AB - Objective: The long-term mortality of coronary artery bypass grafting in women in not certain. The purpose of this study was to determine and compare risk factors for long-term mortality in women and men undergoing coronary artery bypass grafting. Methods: Between 1992 and 2002, 3760 consecutive patients (2598 men and 1162 women) underwent isolated coronary artery bypass grafting. Long-term survival data were obtained from the National Death Index (mean follow-up, 5.1 ± 3.2 years). Multivariable Cox regression analysis was performed, including 64 preoperative, intraoperative, and postoperative factors separately in women and men. Results: There were no differences in in-hospital mortality (2.7% in men vs 2.9% in women, P = .639) and 5-year survival (82.0% ± 0.8% in men vs 81.1% ± 1.3% in women, P = .293). After adjustment for all independent predictors of long-term mortality, female sex was an independent predictor of improved 5-year survival (hazard ratio, 0.82; 95% confidence interval, 0.71-0.96; P = .014). Twenty-one independent predictors for long-term mortality were determined in men, whereas only 12 were determined in women.
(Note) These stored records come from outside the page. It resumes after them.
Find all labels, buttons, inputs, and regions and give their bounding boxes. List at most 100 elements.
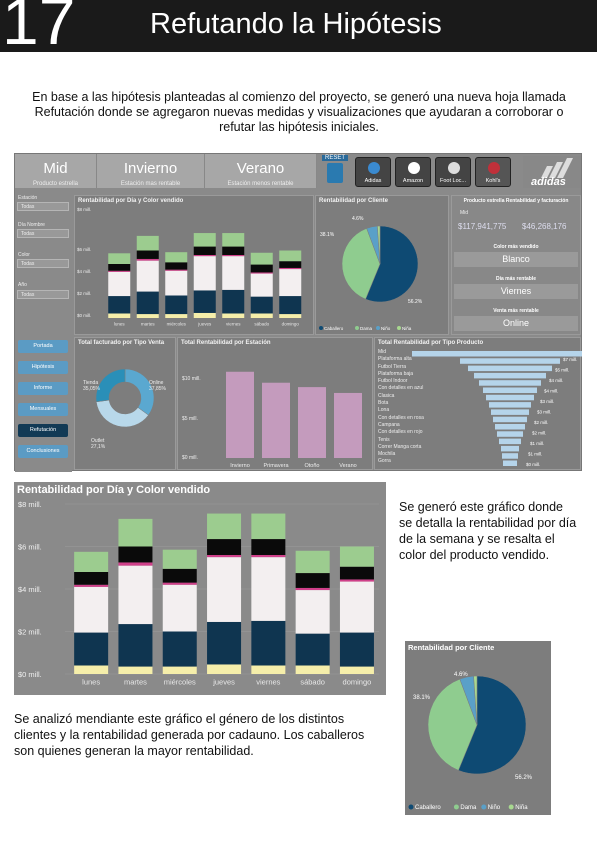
y-tick: $2 mill. — [77, 291, 91, 296]
funnel-value: $3 mill. — [537, 410, 551, 415]
color-value: Blanco — [454, 252, 578, 267]
slicer-station[interactable]: Todas — [17, 202, 69, 211]
x-tick: domingo — [343, 678, 372, 687]
x-tick: domingo — [282, 322, 300, 327]
bar-segment — [222, 246, 245, 255]
x-tick: Verano — [339, 463, 356, 469]
slicer-label: Estación — [18, 195, 38, 201]
bar-segment — [108, 270, 131, 272]
bar-segment — [222, 255, 245, 257]
nav-hipotesis[interactable]: Hipótesis — [18, 361, 68, 374]
color-title: Color más vendido — [493, 244, 539, 250]
bar-segment — [193, 246, 216, 255]
x-tick: Otoño — [305, 463, 320, 469]
brand-amazon-button[interactable]: Amazon — [395, 157, 431, 187]
pie-label: 56.2% — [515, 775, 533, 781]
funnel-value: $5 mill. — [555, 368, 569, 373]
bar-segment — [136, 250, 159, 259]
x-tick: lunes — [114, 322, 126, 327]
slicer-label: Color — [18, 252, 30, 258]
bar-segment — [251, 620, 286, 666]
big-pie-chart: 4.6% 38.1% 56.2% Caballero Dama Niño Niña — [408, 672, 533, 811]
channel-title: Venta más rentable — [493, 308, 539, 314]
bar-segment — [250, 296, 273, 314]
funnel-bar — [486, 394, 534, 401]
station-title: Total Rentabilidad por Estación — [181, 340, 271, 346]
bar-segment — [279, 314, 302, 318]
adidas-stripes-icon — [541, 158, 573, 178]
bar-segment — [339, 632, 374, 667]
slicer-year[interactable]: Todas — [17, 290, 69, 299]
kpi-product: Mid Producto estrella — [15, 154, 97, 188]
brand-adidas-button[interactable]: Adidas — [355, 157, 391, 187]
bar-segment — [74, 572, 109, 585]
bar-segment — [165, 262, 188, 270]
bar-segment — [108, 296, 131, 314]
bar-segment — [339, 566, 374, 580]
bar-segment — [222, 289, 245, 314]
bar-segment — [162, 631, 197, 667]
filter-panel: Estación Todas Día Nombre Todas Color To… — [15, 190, 72, 472]
brand-footlocker-button[interactable]: Foot Loc... — [435, 157, 471, 187]
logo-text: adidas — [531, 176, 566, 188]
slicer-day[interactable]: Todas — [17, 229, 69, 238]
funnel-bar — [501, 445, 519, 452]
x-tick: jueves — [197, 322, 212, 327]
nav-portada[interactable]: Portada — [18, 340, 68, 353]
trash-icon — [327, 163, 343, 183]
intro-text: En base a las hipótesis planteadas al co… — [32, 90, 566, 134]
bar-segment — [250, 252, 273, 265]
slicer-color[interactable]: Todas — [17, 259, 69, 268]
station-tick: $5 mill. — [182, 416, 198, 422]
y-tick: $2 mill. — [18, 628, 42, 637]
bar-segment — [250, 273, 273, 297]
mini-pie-card: Rentabilidad por Cliente 4.6% 38.1% 56.2% C… — [315, 195, 449, 335]
bar-segment — [207, 555, 242, 558]
legend-label: Dama — [360, 326, 373, 331]
nav-informe[interactable]: Informe — [18, 382, 68, 395]
bar-segment — [222, 313, 245, 318]
legend-label: Dama — [460, 805, 477, 811]
nav-refutacion[interactable]: Refutación — [18, 424, 68, 437]
bar-segment — [136, 258, 159, 261]
station-tick: $0 mill. — [182, 455, 198, 461]
bar-segment — [108, 271, 131, 297]
bar-segment — [162, 568, 197, 583]
x-tick: miércoles — [164, 678, 196, 687]
kpi-best-season: Invierno Estación mas rentable — [97, 154, 205, 188]
day-title: Día más rentable — [495, 276, 537, 282]
channel-value: Online — [454, 316, 578, 331]
funnel-value: $4 mill. — [549, 378, 563, 383]
funnel-bar — [483, 387, 537, 393]
reset-button[interactable]: RESET — [319, 154, 351, 188]
bar-segment — [74, 586, 109, 633]
donut-label: Tienda 35,05% — [83, 380, 100, 392]
bar-segment — [118, 666, 153, 674]
funnel-label: Con detalles en azul — [378, 385, 424, 392]
bar-segment — [165, 314, 188, 318]
brand-label: Adidas — [364, 178, 382, 184]
bar-segment — [136, 291, 159, 315]
legend-dot — [508, 804, 514, 810]
legend-label: Caballero — [324, 326, 344, 331]
x-tick: viernes — [256, 678, 280, 687]
pie-slice — [124, 368, 155, 416]
bar — [226, 371, 254, 458]
y-tick: $4 mill. — [18, 585, 42, 594]
pie-slice — [341, 228, 381, 300]
nav-mensuales[interactable]: Mensuales — [18, 403, 68, 416]
bar-segment — [279, 267, 302, 270]
station-card: Total Rentabilidad por Estación $10 mill… — [177, 337, 373, 470]
bar-segment — [339, 581, 374, 633]
big-chart-title: Rentabilidad por Día y Color vendido — [17, 484, 211, 496]
nav-conclusiones[interactable]: Conclusiones — [18, 445, 68, 458]
x-tick: martes — [141, 322, 156, 327]
funnel-value: $4 mill. — [544, 389, 558, 394]
bar-segment — [250, 272, 273, 274]
bar-segment — [136, 260, 159, 292]
brand-kohls-button[interactable]: Kohl's — [475, 157, 511, 187]
bar-segment — [339, 579, 374, 582]
bar-segment — [74, 665, 109, 674]
funnel-label: Mochila — [378, 451, 396, 458]
legend-dot — [408, 804, 414, 810]
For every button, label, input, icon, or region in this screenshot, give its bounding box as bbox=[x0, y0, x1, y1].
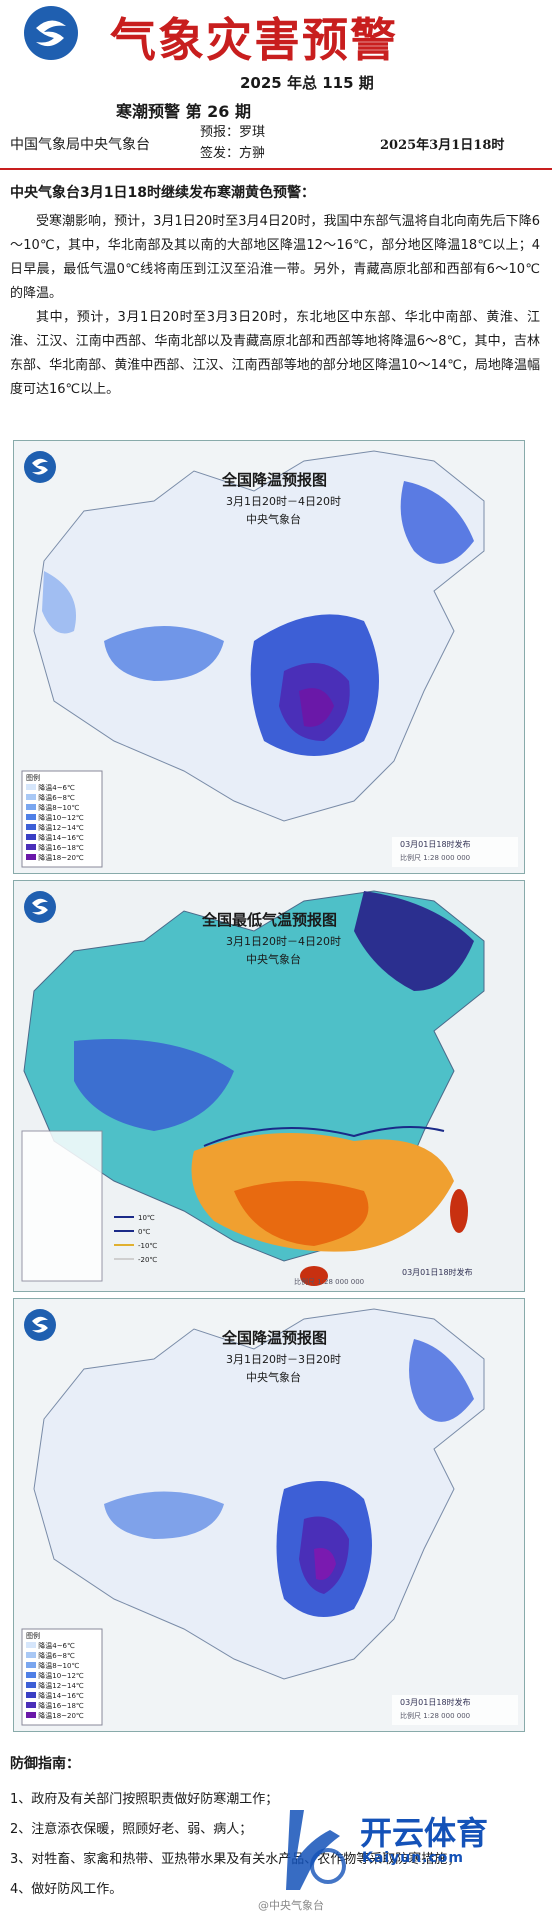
defense-item: 1、政府及有关部门按照职责做好防寒潮工作； bbox=[10, 1792, 279, 1807]
paragraph-1: 受寒潮影响，预计，3月1日20时至3月4日20时，我国中东部气温将自北向南先后下… bbox=[10, 214, 540, 301]
issuing-org: 中国气象局中央气象台 bbox=[10, 137, 150, 153]
map-3-legend: 图例 降温4~6℃ 降温6~8℃ 降温8~10℃ 降温10~12℃ 降温12~1… bbox=[26, 1631, 98, 1721]
map-3-subtitle: 3月1日20时－3日20时 bbox=[226, 1353, 341, 1366]
map-3-agency: 中央气象台 bbox=[246, 1371, 301, 1384]
defense-item: 2、注意添衣保暖，照顾好老、弱、病人； bbox=[10, 1822, 253, 1837]
legend-item: 10℃ bbox=[138, 1214, 155, 1222]
issue-datetime: 2025年3月1日18时 bbox=[380, 138, 505, 153]
weibo-handle: @中央气象台 bbox=[258, 1899, 324, 1912]
page-title: 气象灾害预警 bbox=[110, 13, 398, 67]
legend-item: 降温8~10℃ bbox=[26, 803, 98, 813]
map-3-stamp: 03月01日18时发布 bbox=[400, 1698, 471, 1707]
legend-item: 降温10~12℃ bbox=[26, 813, 98, 823]
defense-guide-title: 防御指南： bbox=[10, 1756, 80, 1772]
map-1-legend: 图例 降温4~6℃ 降温6~8℃ 降温8~10℃ 降温10~12℃ 降温12~1… bbox=[26, 773, 98, 863]
legend-item: 降温16~18℃ bbox=[26, 1701, 98, 1711]
map-2-stamp: 03月01日18时发布 bbox=[402, 1268, 473, 1277]
forecaster-label: 预报： bbox=[200, 125, 240, 140]
legend-item: 降温16~18℃ bbox=[26, 843, 98, 853]
legend-item: 降温12~14℃ bbox=[26, 823, 98, 833]
warning-number: 寒潮预警 第 26 期 bbox=[116, 102, 251, 121]
legend-item: -10℃ bbox=[138, 1242, 158, 1250]
forecaster-block: 预报：罗琪 签发：方翀 bbox=[200, 122, 265, 164]
legend-item: 降温14~16℃ bbox=[26, 833, 98, 843]
forecaster-name: 罗琪 bbox=[239, 125, 266, 140]
defense-item: 4、做好防风工作。 bbox=[10, 1882, 123, 1897]
header-divider bbox=[0, 168, 552, 170]
map-1-subtitle: 3月1日20时－4日20时 bbox=[226, 495, 341, 508]
map-temperature-drop-2day: 全国降温预报图 3月1日20时－3日20时 中央气象台 图例 降温4~6℃ 降温… bbox=[13, 1298, 525, 1732]
watermark-brand-en: Kaiyun.com bbox=[362, 1850, 464, 1866]
legend-item: 降温6~8℃ bbox=[26, 1651, 98, 1661]
map-2-scale: 比例尺 1:28 000 000 bbox=[294, 1278, 365, 1286]
map-1-agency: 中央气象台 bbox=[246, 513, 301, 526]
reviewer-name: 方翀 bbox=[239, 146, 266, 161]
paragraph-2: 其中，预计，3月1日20时至3月3日20时，东北地区中东部、华北中南部、黄淮、江… bbox=[10, 310, 540, 397]
legend-item: 降温8~10℃ bbox=[26, 1661, 98, 1671]
reviewer-label: 签发： bbox=[200, 146, 240, 161]
legend-title: 图例 bbox=[26, 774, 40, 782]
map-1-title: 全国降温预报图 bbox=[222, 471, 328, 489]
legend-item: 降温4~6℃ bbox=[26, 783, 98, 793]
issue-number: 2025 年总 115 期 bbox=[240, 74, 374, 92]
map-min-temperature: 全国最低气温预报图 3月1日20时－4日20时 中央气象台 10℃ 0℃ -10… bbox=[13, 880, 525, 1292]
defense-item: 3、对牲畜、家禽和热带、亚热带水果及有关水产品、农作物等采取防寒措施； bbox=[10, 1852, 461, 1867]
warning-heading: 中央气象台3月1日18时继续发布寒潮黄色预警： bbox=[10, 185, 315, 201]
legend-item: 降温14~16℃ bbox=[26, 1691, 98, 1701]
map-temperature-drop-4day: 全国降温预报图 3月1日20时－4日20时 中央气象台 图例 降温4~6℃ 降温… bbox=[13, 440, 525, 874]
map-1-stamp: 03月01日18时发布 bbox=[400, 840, 471, 849]
map-2-legend-lines: 10℃ 0℃ -10℃ -20℃ bbox=[138, 1211, 157, 1267]
legend-item: 降温12~14℃ bbox=[26, 1681, 98, 1691]
map-1-scale: 比例尺 1:28 000 000 bbox=[400, 854, 471, 862]
map-2-agency: 中央气象台 bbox=[246, 953, 301, 966]
map-3-scale: 比例尺 1:28 000 000 bbox=[400, 1712, 471, 1720]
map-2-title: 全国最低气温预报图 bbox=[202, 911, 338, 929]
legend-item: 降温18~20℃ bbox=[26, 853, 98, 863]
legend-item: 降温18~20℃ bbox=[26, 1711, 98, 1721]
legend-item: 0℃ bbox=[138, 1228, 151, 1236]
legend-item: -20℃ bbox=[138, 1256, 158, 1264]
legend-item: 降温10~12℃ bbox=[26, 1671, 98, 1681]
kaiyun-logo-icon bbox=[286, 1810, 346, 1890]
legend-title: 图例 bbox=[26, 1632, 40, 1640]
map-2-subtitle: 3月1日20时－4日20时 bbox=[226, 935, 341, 948]
map-3-title: 全国降温预报图 bbox=[222, 1329, 328, 1347]
legend-item: 降温4~6℃ bbox=[26, 1641, 98, 1651]
cma-logo-icon bbox=[24, 6, 78, 60]
legend-item: 降温6~8℃ bbox=[26, 793, 98, 803]
watermark-brand: 开云体育 bbox=[360, 1814, 489, 1852]
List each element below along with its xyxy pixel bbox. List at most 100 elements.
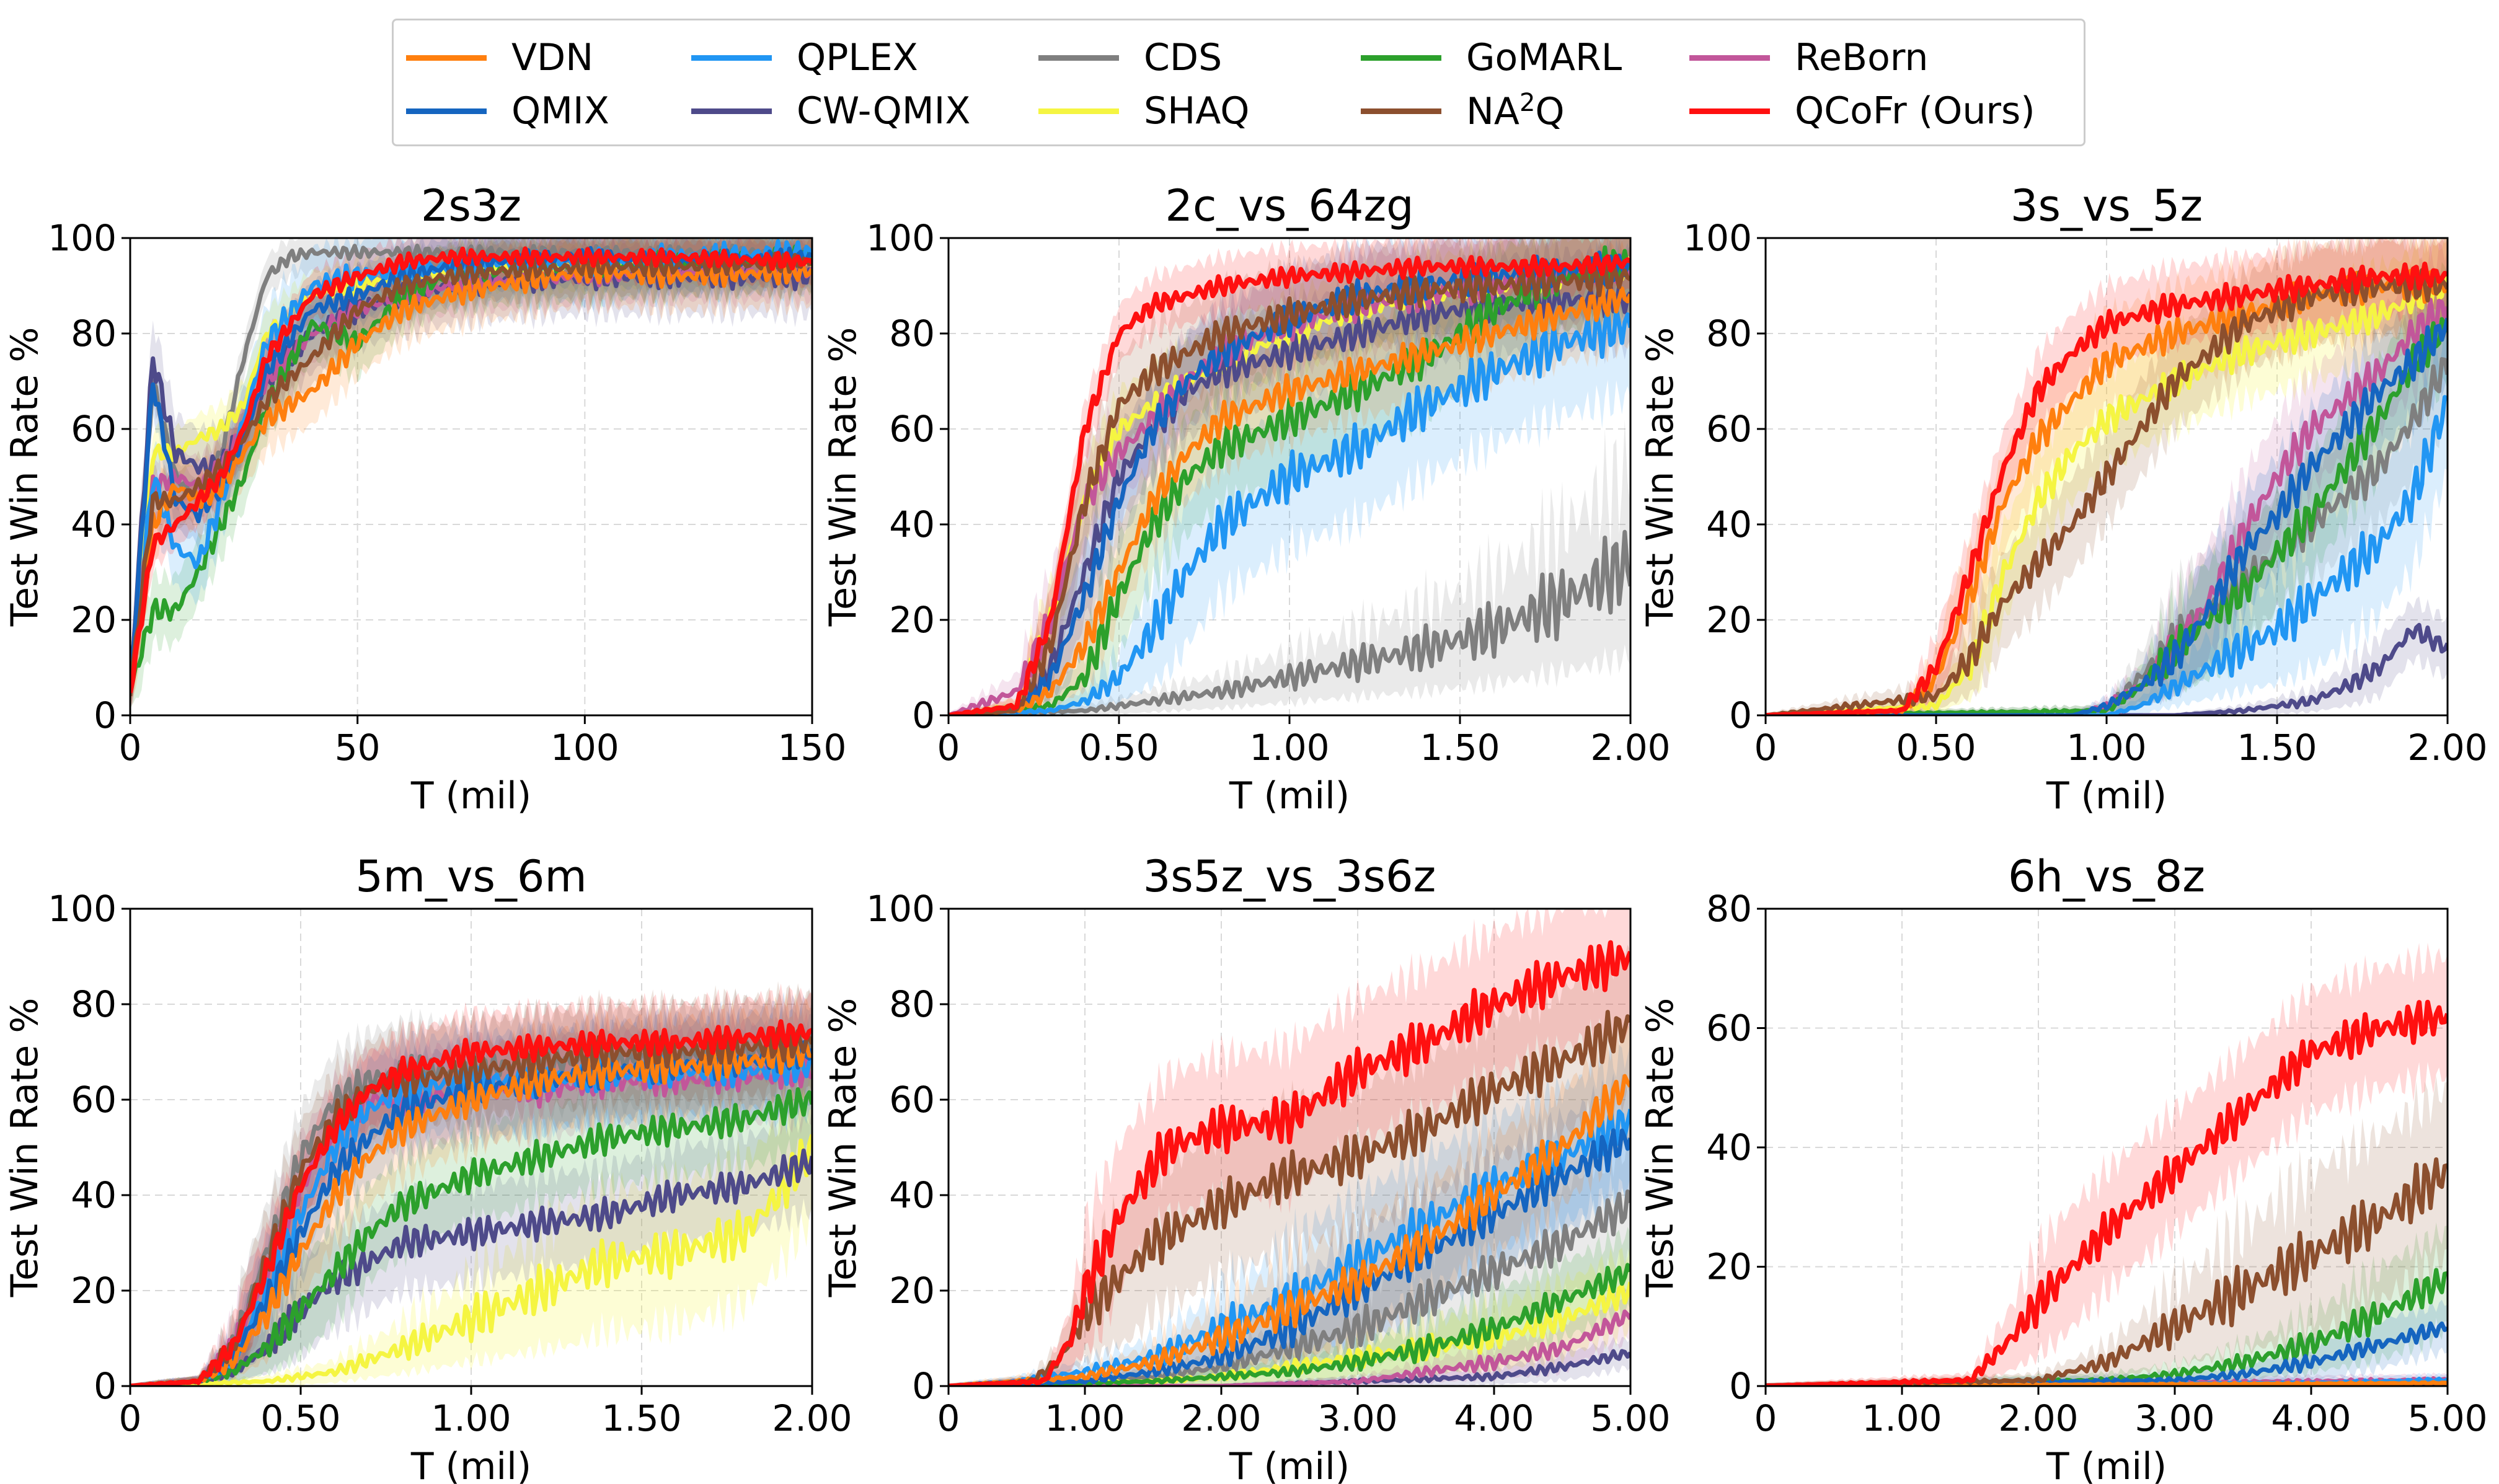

There were 9 common risk factors (age, ejection fraction, diabetes mellitus, <2 arterial grafts, postoperative myocardial infarction, deep sternal wound infection, sepsis and/or endocarditis, gastrointestinal complications, and respiratory failure); however, their weights were different between women and men. Malignant ventricular arrhythmias, calcified aorta, and preoperative renal failure were independent predictors only in women. Emergency operation, previous cardiac operation, peripheral vascular disease, left ventricular hypertrophy, current and past congestive heart failure, chronic obstructive pulmonary disease, body mass index of greater than 29, preoperative dialysis, thrombolysis within 7 days before coronary artery bypass grafting, intraoperative stroke, and postoperative renal failure were independent predictors only in men. Conclusions: Despite equality between sexes in early outcome and superiority of female sex in long-term survival, there were 3 independent predictors for long-term mortality after coronary artery bypass grafting unique for women compared with 12 for men. Clinical decision making and follow-up should not be influenced by stereotypes but by specific findings.